Kinesis Maxim for PC White USB + PS / 2

An ordinary keyboard that can break in half. Has an unusual appearance, but does not make sense.

This keyboard is designed for those who often switch between a desktop computer and a laptop, so that the familiar layout of the keys is maintained on any device.
The keyboard was developed with the power user community by a team of experts in the field. The result is a keyboard that is amazingly tactile and customizable in every sense. Kira not only allows you to change the commands of any keys, but also physically change the keyboard, swap the keys and even the mechanical switches underneath.
While the keys aren’t individually illuminated, the area between the keys lights up, giving you an idea of ​​where your fingers are. The Kira even comes with RGB lighting on the back.

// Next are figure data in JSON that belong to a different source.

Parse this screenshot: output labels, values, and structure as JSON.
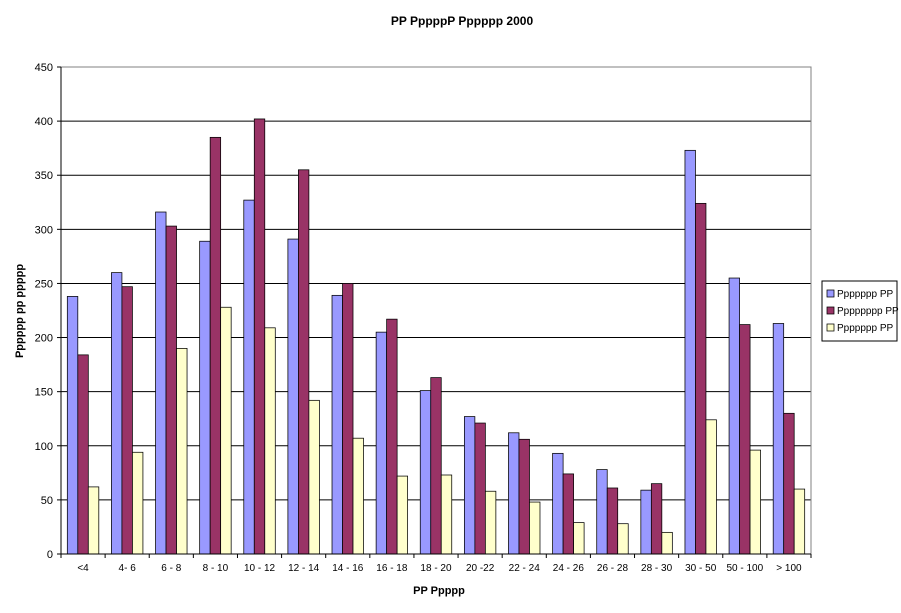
{
  "chart_data": {
    "type": "bar",
    "title": "PP PppppP Pppppp 2000",
    "xlabel": "PP Ppppp",
    "ylabel": "Pppppp pp ppppp",
    "ylim": [
      0,
      450
    ],
    "yticks": [
      0,
      50,
      100,
      150,
      200,
      250,
      300,
      350,
      400,
      450
    ],
    "grid": true,
    "legend_position": "right",
    "categories": [
      "<4",
      "4- 6",
      "6 - 8",
      "8 - 10",
      "10 - 12",
      "12 - 14",
      "14 - 16",
      "16 - 18",
      "18 - 20",
      "20 -22",
      "22 - 24",
      "24 - 26",
      "26 - 28",
      "28 - 30",
      "30 - 50",
      "50 - 100",
      "> 100"
    ],
    "series": [
      {
        "name": "Ppppppp PP",
        "color": "#9999ff",
        "values": [
          238,
          260,
          316,
          289,
          327,
          291,
          239,
          205,
          151,
          127,
          112,
          93,
          78,
          59,
          373,
          255,
          213
        ]
      },
      {
        "name": "Pppppppp PP",
        "color": "#993366",
        "values": [
          184,
          247,
          303,
          385,
          402,
          355,
          250,
          217,
          163,
          121,
          106,
          74,
          61,
          65,
          324,
          212,
          130
        ]
      },
      {
        "name": "Ppppppp PP",
        "color": "#ffffcc",
        "values": [
          62,
          94,
          190,
          228,
          209,
          142,
          107,
          72,
          73,
          58,
          48,
          29,
          28,
          20,
          124,
          96,
          60
        ]
      }
    ]
  }
}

The keyboard has round keys that are set on a machined aluminum base, in a neo-retro style. Right on the back is a USB hub with USB-A and USB-C ports, an HDMI port and two card reader slots.
It’s like the Swiss army knife of keyboards, so you never have to bend over and reach for your system unit to plug in your flash drive.


Kosmos is a desktop controller. It is designed for 3D artists, industrial designers, engineers, producers and architects. This device puts everything you need right under your hand in a large joystick. The left half of Kosmos is a dynamic display divided into four quadrants. These quadrants are almost like a dashboard in themselves.

Layer Keyboard

This keyboard combines a modular mouse, numeric keypad, and drawing input device. The bottom layer is a large touchscreen. The upper layer is formed by a letter keyboard and a numeric block, which can be swapped.